The classifier needs a little less dropout, so we pass drop_mult=0.5 to multiply all the dropouts by this amount (it's easier than adjusting all the five different values manually). We don't load the pretrained model, but instead our fine-tuned encoder from the previous section.


In [ ]:
learn = text_classifier_learner(data_clas, AWD_LSTM, drop_mult=0.5, pretrained=False)
learn.load_encoder('fwd_enc')

Then we train the model using gradual unfreezing (partially training the model from everything but the classification head frozen to the whole model trianing by unfreezing one layer at a time) and differential learning rate (deeper layer gets a lower learning rate).


In [ ]:
lr = 1e-1

In [ ]:
learn.fit_one_cycle(1, lr, moms=(0.8,0.7), wd=0.1)


epoch train_loss valid_loss accuracy time
0 0.246949 0.180387 0.931840 01:14

In [ ]:
learn.freeze_to(-2)
lr /= 2
learn.fit_one_cycle(1, slice(lr/(2.6**4),lr), moms=(0.8,0.7), wd=0.1)

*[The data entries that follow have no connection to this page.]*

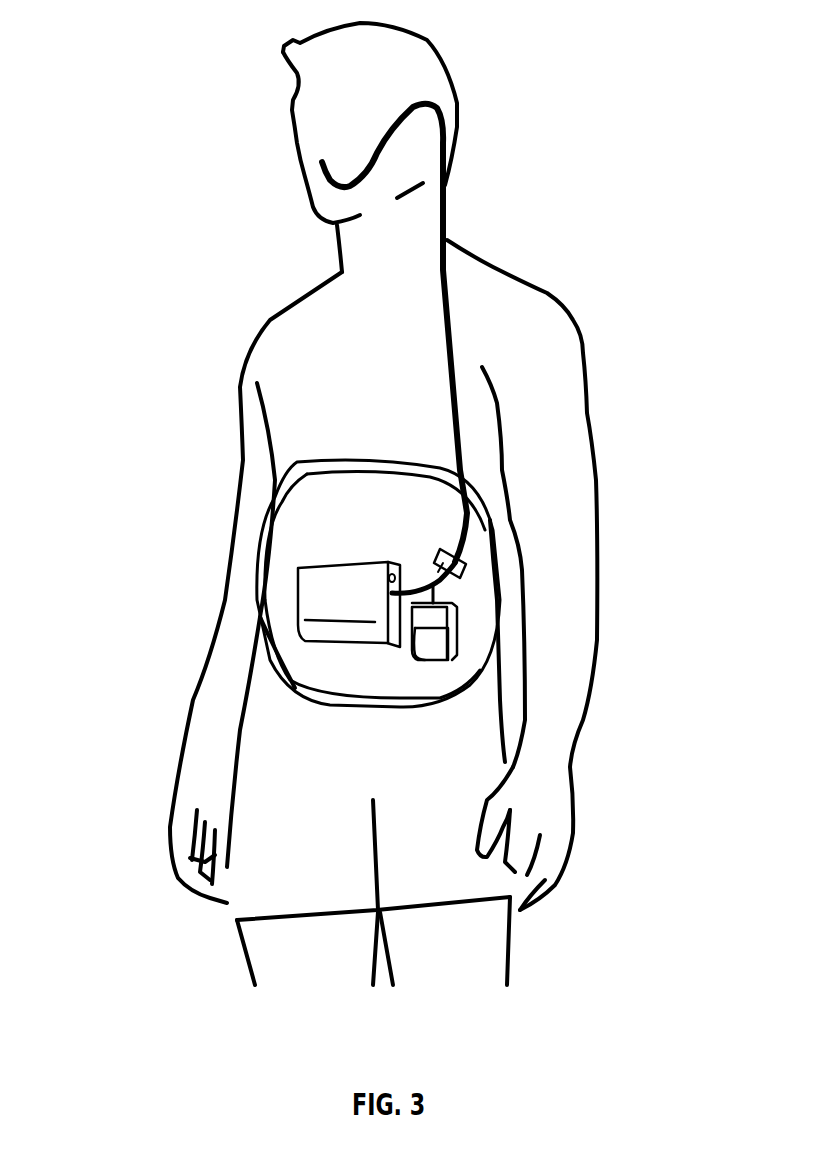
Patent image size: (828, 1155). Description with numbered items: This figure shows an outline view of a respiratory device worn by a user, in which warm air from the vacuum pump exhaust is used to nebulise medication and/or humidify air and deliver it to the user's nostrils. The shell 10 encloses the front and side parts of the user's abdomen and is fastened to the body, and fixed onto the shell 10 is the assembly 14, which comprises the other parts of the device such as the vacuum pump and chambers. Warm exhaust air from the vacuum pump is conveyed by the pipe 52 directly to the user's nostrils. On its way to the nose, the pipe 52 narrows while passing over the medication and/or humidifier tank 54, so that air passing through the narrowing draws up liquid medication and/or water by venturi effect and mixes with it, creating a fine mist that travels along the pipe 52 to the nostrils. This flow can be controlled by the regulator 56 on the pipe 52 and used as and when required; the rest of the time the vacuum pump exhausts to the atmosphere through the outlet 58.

The shell 10 is at (297, 542).
The assembly 14 is at (340, 588).
The pipe 52 is at (443, 383).
The medication and/or humidifier tank 54 is at (437, 648).
The regulator 56 is at (473, 567).
The outlet 58 is at (383, 560).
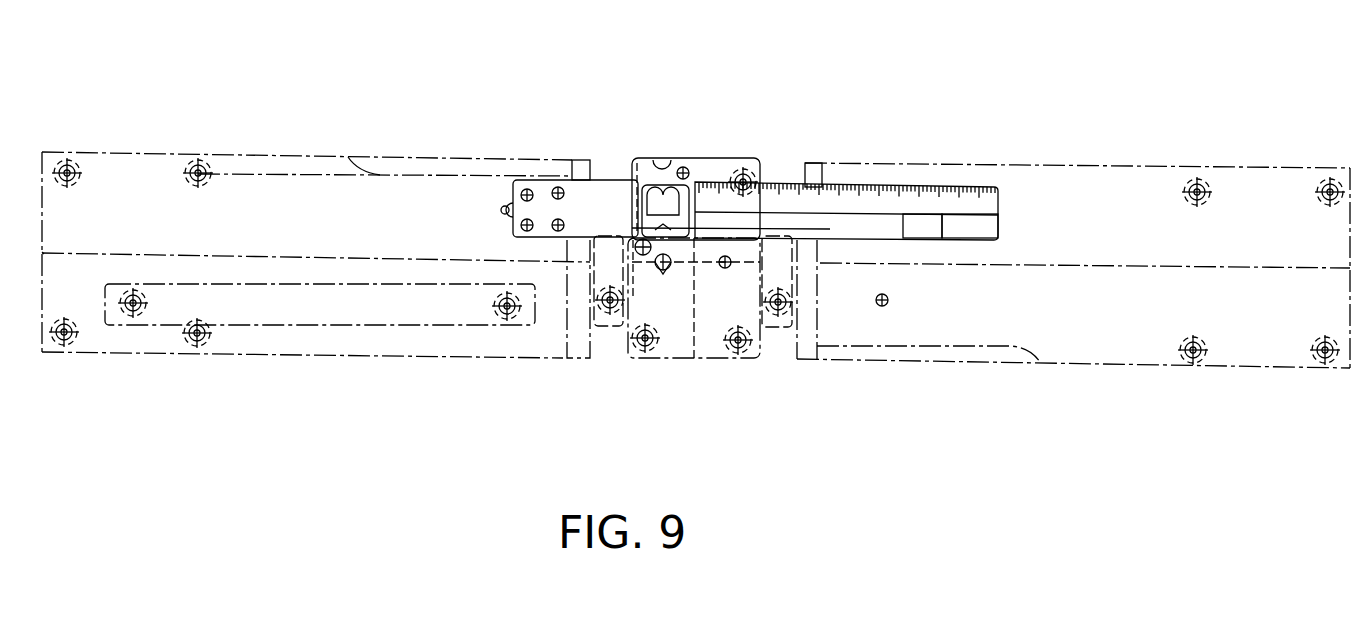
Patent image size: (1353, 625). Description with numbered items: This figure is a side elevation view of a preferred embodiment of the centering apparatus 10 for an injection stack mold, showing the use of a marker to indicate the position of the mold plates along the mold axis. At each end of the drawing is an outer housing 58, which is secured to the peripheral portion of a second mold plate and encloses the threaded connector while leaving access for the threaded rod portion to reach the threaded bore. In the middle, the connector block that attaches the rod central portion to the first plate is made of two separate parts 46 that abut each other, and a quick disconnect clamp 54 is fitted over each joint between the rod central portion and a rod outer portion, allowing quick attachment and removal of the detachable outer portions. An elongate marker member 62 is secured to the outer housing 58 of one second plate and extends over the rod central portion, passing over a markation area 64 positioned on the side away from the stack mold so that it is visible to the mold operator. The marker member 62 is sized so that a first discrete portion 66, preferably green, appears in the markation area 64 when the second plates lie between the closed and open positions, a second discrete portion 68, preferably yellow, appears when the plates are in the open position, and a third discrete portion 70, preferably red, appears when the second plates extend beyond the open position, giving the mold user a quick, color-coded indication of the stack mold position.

The centering apparatus 10 is at (95, 118).
The outer housing 58 is at (470, 197).
The elongate marker member 62 is at (600, 197).
The markation area 64 is at (692, 200).
The first discrete portion 66 is at (788, 220).
The second discrete portion 68 is at (923, 228).
The third discrete portion 70 is at (978, 220).
The separable parts 46 is at (715, 352).
The quick disconnect clamp 54 is at (610, 327).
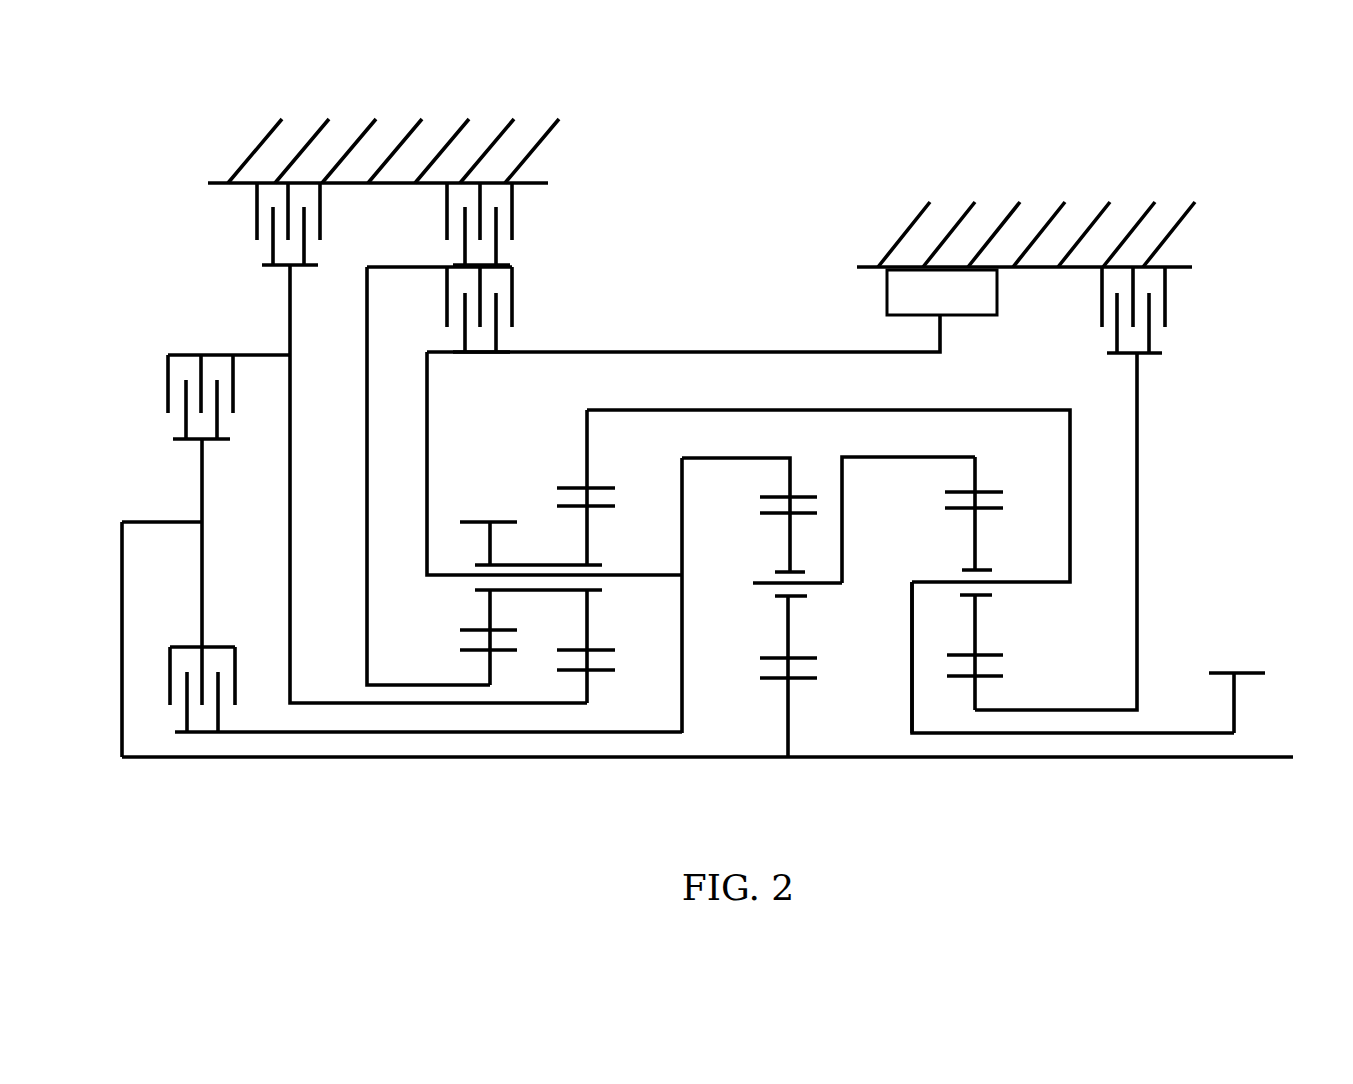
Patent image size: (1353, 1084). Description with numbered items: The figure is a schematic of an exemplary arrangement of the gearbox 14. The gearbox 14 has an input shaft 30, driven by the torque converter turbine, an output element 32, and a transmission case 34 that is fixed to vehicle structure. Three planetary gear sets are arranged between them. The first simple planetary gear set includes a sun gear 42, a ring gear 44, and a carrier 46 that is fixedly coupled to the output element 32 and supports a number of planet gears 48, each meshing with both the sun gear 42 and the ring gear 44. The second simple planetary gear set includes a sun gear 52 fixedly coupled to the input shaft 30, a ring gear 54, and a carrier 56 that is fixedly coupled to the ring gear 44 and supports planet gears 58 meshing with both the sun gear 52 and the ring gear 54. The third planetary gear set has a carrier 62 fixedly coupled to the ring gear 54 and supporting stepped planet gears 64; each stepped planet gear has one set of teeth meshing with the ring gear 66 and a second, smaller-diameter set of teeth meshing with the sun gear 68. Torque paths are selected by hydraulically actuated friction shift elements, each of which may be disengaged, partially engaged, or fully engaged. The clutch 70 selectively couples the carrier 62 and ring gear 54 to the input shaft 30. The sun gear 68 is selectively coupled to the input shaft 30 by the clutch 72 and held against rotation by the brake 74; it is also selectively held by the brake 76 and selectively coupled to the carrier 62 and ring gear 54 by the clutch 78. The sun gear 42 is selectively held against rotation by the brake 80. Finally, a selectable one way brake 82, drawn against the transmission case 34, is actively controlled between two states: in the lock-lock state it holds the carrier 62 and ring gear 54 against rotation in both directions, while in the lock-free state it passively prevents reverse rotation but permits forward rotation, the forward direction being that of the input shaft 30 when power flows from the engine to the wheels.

epoch train_loss valid_loss accuracy time
0 0.206164 0.152391 0.945360 01:28

In [ ]:
learn.freeze_to(-3)
lr /= 2
learn.fit_one_cycle(1, slice(lr/(2.6**4),lr), moms=(0.8,0.7), wd=0.1)


epoch train_loss valid_loss accuracy time
0 0.181309 0.141463 0.948080 02:30

In [ ]:
learn.unfreeze()
lr /= 5
learn.fit_one_cycle(2, slice(lr/(2.6**4),lr), moms=(0.8,0.7), wd=0.1)


epoch train_loss valid_loss accuracy time
0 0.123944 0.145212 0.948840 03:18
1 0.072845 0.155692 0.949560 03:00

In [ ]:
learn.save('fwd_clas')

The same but backwards

Then we do the same thing for the backward model, the only thigns to adjust are the names of the data object and the fine-tuned encoder we load.


In [ ]:
learn_bwd = text_classifier_learner(data_clas_bwd, AWD_LSTM, drop_mult=0.5, pretrained=False)
learn_bwd.load_encoder('bwd_enc')

In [ ]:
learn_bwd.fit_one_cycle(1, lr, moms=(0.8,0.7), wd=0.1)


epoch train_loss valid_loss accuracy time
0 0.306541 0.211134 0.919360 01:16

In [ ]:
learn_bwd.freeze_to(-2)
lr /= 2
learn_bwd.fit_one_cycle(1, slice(lr/(2.6**4),lr), moms=(0.8,0.7), wd=0.1)


epoch train_loss valid_loss accuracy time
0 0.213522 0.156620 0.942960 01:34

In [ ]:
learn_bwd.freeze_to(-3)
lr /= 2
learn_bwd.fit_one_cycle(1, slice(lr/(2.6**4),lr), moms=(0.8,0.7), wd=0.1)


epoch train_loss valid_loss accuracy time
0 0.184735 0.149036 0.946360 02:26

In [ ]:
learn_bwd.unfreeze()
lr /= 5
learn_bwd.fit_one_cycle(2, slice(lr/(2.6**4),lr), moms=(0.8,0.7), wd=0.1)


epoch train_loss valid_loss accuracy time
0 0.142983 0.142495 0.948320 03:01
1 0.093098 0.152614 0.947400 02:44

In [ ]:
learn_bwd.save('bwd_clas')

Ensembling the two models

For our final results, we'll take the average of the predictions of the forward and the backward models. SInce the samples are sorted by text lengths for batching, we pass the argument ordered=True to get the predictions in the order of the texts.


In [ ]:
pred_fwd,lbl_fwd = learn.get_preds(ordered=True)

In [ ]:
pred_bwd,lbl_bwd = learn_bwd.get_preds(ordered=True)

In [ ]:
final_pred = (pred_fwd+pred_bwd)/2

In [ ]:
accuracy(pred, lbl_fwd)


Out[ ]:
tensor(0.9539)

And we get the 95.4% accuracy reported in the paper!